こうして神奈川を東西南北に結ぶ一大ネットワークかできあがった。
 しかーし!日本はその頃、戦争色を濃くして行っていたのだった。
そんな中、国は首都圏を大きく迂回する路線を求めていた、何故なら都心(横浜を含む)は
被害に遭うのが目に見えていたからだ。
物流を途絶えさせないための苦肉の策だったのだろう。
 結果本来の路線である相模線が国に買い上げられ、
買収していた神中線だけが相鉄線として残ったのだ。
残った神中線は徐々に路線を延ばし横浜までやっと乗り入れたのだった。
 戦時中の経営危機、東急への業務委託、○○○による株の買い占め騒動などの数々の苦難を
乗り越え、時代は高度経済成長期を迎えた。
ここで相鉄は波に乗ることになる、各方面でインフラの整備が急ピッチで
進むこととなるからだ。
建物を建てるにはそう、砂利やセメントが不可欠なのだ。
相鉄は得意分野とあって資本を増やしていった。
同時に宅地の造成販売や横浜西口の再開発に着手。
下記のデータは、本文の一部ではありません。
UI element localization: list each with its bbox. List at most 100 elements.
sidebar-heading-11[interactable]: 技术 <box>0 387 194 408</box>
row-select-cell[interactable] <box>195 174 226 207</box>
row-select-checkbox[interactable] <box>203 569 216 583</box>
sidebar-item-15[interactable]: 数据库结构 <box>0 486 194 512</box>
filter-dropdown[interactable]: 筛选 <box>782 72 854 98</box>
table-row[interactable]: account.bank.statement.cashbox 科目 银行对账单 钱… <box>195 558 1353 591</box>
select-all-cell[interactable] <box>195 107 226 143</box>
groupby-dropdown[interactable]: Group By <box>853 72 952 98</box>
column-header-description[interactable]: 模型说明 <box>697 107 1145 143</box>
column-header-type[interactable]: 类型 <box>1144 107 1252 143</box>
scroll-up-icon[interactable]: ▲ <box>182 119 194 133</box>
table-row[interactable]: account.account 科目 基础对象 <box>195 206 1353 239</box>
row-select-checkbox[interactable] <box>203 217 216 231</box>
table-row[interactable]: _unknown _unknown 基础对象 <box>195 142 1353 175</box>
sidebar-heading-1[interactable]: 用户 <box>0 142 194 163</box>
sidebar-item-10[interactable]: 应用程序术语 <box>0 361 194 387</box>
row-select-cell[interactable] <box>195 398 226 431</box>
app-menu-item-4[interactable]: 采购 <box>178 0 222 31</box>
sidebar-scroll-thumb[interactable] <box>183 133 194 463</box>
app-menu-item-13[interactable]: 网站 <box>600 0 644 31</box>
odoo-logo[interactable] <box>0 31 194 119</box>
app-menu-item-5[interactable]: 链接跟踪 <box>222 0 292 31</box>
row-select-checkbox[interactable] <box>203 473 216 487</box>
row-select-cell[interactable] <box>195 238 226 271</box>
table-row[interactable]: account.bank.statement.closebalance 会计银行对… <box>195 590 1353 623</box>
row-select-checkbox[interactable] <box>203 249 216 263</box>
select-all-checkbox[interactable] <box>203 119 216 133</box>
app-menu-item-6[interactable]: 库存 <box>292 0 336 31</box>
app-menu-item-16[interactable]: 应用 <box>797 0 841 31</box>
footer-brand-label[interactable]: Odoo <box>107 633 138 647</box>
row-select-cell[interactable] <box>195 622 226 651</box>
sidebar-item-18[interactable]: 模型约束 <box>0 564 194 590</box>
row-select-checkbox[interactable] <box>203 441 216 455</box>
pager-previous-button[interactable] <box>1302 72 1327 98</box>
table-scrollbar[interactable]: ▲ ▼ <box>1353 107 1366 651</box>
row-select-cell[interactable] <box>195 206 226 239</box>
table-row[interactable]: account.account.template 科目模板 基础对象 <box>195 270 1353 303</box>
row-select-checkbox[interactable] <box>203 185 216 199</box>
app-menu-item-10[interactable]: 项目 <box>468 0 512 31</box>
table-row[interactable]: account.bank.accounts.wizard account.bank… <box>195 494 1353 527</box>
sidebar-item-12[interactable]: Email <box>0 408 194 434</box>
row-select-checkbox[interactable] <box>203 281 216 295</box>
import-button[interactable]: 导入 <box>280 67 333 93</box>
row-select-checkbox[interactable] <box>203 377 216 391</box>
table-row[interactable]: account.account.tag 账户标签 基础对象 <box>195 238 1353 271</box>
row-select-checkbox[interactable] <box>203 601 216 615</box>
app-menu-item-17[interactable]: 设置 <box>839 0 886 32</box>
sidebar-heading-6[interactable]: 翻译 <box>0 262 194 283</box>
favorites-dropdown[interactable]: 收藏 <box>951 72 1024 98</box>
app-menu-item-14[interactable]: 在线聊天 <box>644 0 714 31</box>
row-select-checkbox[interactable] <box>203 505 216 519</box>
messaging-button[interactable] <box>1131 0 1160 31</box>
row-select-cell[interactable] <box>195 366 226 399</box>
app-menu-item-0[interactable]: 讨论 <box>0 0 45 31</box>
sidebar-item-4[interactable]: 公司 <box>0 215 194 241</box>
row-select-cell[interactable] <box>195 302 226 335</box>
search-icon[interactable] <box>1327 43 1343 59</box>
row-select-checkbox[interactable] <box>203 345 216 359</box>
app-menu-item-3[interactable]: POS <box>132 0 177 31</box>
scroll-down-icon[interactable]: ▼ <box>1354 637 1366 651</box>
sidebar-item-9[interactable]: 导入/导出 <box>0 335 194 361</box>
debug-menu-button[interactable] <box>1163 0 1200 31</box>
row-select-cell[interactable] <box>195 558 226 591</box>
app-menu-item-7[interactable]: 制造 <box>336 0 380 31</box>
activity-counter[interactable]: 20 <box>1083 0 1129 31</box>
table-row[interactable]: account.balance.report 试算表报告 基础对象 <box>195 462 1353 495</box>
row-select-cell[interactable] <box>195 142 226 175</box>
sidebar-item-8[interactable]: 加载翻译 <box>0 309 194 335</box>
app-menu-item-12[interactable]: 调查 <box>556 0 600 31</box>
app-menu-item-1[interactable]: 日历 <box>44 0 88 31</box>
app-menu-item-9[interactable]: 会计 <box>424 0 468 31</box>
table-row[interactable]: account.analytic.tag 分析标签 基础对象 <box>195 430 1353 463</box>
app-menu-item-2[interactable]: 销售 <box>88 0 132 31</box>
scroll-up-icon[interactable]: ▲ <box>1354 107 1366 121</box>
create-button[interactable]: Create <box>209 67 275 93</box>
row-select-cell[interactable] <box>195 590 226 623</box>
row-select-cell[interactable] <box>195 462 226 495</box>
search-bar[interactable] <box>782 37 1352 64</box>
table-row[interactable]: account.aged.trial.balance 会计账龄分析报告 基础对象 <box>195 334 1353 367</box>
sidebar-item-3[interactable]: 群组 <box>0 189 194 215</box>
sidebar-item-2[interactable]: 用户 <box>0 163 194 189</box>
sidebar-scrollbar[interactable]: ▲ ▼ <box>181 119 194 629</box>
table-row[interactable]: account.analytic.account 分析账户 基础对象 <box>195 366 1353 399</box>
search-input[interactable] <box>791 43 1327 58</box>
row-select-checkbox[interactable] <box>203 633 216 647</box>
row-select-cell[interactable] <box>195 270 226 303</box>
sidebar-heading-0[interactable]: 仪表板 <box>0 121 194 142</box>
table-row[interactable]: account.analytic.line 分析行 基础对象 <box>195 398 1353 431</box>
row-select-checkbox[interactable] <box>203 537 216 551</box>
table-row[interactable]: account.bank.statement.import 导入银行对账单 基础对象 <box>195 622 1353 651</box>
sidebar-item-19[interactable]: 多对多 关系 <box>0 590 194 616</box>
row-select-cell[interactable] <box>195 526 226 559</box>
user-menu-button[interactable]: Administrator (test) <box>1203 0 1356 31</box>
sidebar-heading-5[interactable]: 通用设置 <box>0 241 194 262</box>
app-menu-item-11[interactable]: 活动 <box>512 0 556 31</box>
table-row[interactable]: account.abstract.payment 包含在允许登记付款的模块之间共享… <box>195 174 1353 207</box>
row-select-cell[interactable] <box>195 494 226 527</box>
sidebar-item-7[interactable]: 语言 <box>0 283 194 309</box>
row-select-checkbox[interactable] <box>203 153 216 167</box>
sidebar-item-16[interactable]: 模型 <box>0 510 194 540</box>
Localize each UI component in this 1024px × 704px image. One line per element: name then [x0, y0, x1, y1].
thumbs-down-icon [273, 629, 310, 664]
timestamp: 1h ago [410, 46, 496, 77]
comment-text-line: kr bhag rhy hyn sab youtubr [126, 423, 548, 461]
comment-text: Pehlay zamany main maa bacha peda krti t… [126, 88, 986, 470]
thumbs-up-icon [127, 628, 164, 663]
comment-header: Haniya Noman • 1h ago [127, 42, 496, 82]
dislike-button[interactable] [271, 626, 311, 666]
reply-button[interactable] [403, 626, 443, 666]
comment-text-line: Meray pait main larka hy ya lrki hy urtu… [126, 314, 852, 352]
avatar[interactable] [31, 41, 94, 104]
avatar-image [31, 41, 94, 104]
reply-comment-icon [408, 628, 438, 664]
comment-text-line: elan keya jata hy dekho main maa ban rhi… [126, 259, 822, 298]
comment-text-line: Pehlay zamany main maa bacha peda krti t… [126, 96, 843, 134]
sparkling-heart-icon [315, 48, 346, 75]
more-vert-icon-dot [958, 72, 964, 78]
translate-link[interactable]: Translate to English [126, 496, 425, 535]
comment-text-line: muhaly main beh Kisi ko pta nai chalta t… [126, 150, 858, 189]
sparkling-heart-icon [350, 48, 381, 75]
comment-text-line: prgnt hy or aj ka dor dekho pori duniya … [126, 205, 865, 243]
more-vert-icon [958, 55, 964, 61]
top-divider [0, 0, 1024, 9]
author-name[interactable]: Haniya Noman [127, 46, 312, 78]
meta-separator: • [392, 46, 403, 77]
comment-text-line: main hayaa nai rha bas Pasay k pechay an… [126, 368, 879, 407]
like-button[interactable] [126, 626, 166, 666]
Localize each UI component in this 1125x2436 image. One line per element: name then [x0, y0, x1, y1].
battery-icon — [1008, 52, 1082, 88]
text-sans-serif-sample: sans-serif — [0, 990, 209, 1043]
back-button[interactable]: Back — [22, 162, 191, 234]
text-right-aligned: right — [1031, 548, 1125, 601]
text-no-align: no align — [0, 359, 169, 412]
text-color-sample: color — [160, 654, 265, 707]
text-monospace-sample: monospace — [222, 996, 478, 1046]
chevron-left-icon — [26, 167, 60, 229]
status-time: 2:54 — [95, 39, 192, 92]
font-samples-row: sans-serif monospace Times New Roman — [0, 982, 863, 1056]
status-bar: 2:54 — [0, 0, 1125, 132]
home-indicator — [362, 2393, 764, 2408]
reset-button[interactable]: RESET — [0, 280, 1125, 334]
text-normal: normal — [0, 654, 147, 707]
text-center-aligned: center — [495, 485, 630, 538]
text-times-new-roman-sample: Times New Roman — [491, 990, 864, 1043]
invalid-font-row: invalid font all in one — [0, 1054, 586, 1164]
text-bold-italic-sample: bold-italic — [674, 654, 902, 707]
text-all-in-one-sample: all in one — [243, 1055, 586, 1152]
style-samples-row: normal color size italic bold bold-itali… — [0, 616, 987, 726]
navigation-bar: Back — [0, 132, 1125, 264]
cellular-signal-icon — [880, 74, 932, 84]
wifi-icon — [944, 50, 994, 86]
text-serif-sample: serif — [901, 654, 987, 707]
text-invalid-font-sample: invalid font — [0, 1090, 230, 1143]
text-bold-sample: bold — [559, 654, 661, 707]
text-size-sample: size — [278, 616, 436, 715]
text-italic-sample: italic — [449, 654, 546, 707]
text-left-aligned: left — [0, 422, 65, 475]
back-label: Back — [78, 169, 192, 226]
地下街や駅ビル、高級ホテルなど、
 ただの砂利置き場だった西口を相鉄が開拓したのだ。
西口に相鉄にちなんだビルや施設が多いのはそのためなのである。

いかがでしょうか?普段何となく乗っている相鉄線、
こんなサクセスストーリーを秘めていたんですね。

【相鉄の今】

 長引く不況もどうやら終わりを見せ始め大手企業などは軒並み過去最高益を
更新しています。
 一方相鉄どうなのかというと、いわゆる「負の遺産」処理や会社の再編などで
一概には言えませんが順調と言ったところではないのでしょうか。
 そんな中、JR線や東急東横線への直通計画が申請されプロジェクトは進行中です。
 現状では他の鉄道との乗り入れは一切行われておらず、大手私鉄ながら
知名度がかなり低いと言えます。しかし直通が始まれば沿線価値は飛躍的に
上昇するでしょうし、便利になります。
 前にもお話ししましたが、終わってみれば「別会社になっていました」なんてことには
ならないで欲しいものです。
 プロジェクトの成功を一ファンとして願ってやみません。


  相鉄の急成長を支えてきた新6000系
 (標準色)車体が鋼鉄製で重い事や老朽化を
 理由に現在は全車廃車となっている。
  後方に見えているのは、復刻旧塗装。

          
    04/10/31 相鉄厚木操車場


  近代の鉄道事情を反映している10000系。
  JRE231系をベースに製作され、設計や部品の
 共通化などによりコストダウンに成功、私鉄
 では相鉄がいち早くこの手法を取り入れ
 各社から注目を集めた。
  
 
※写真の大きさが異なるのは撮影機材の違いによるものです。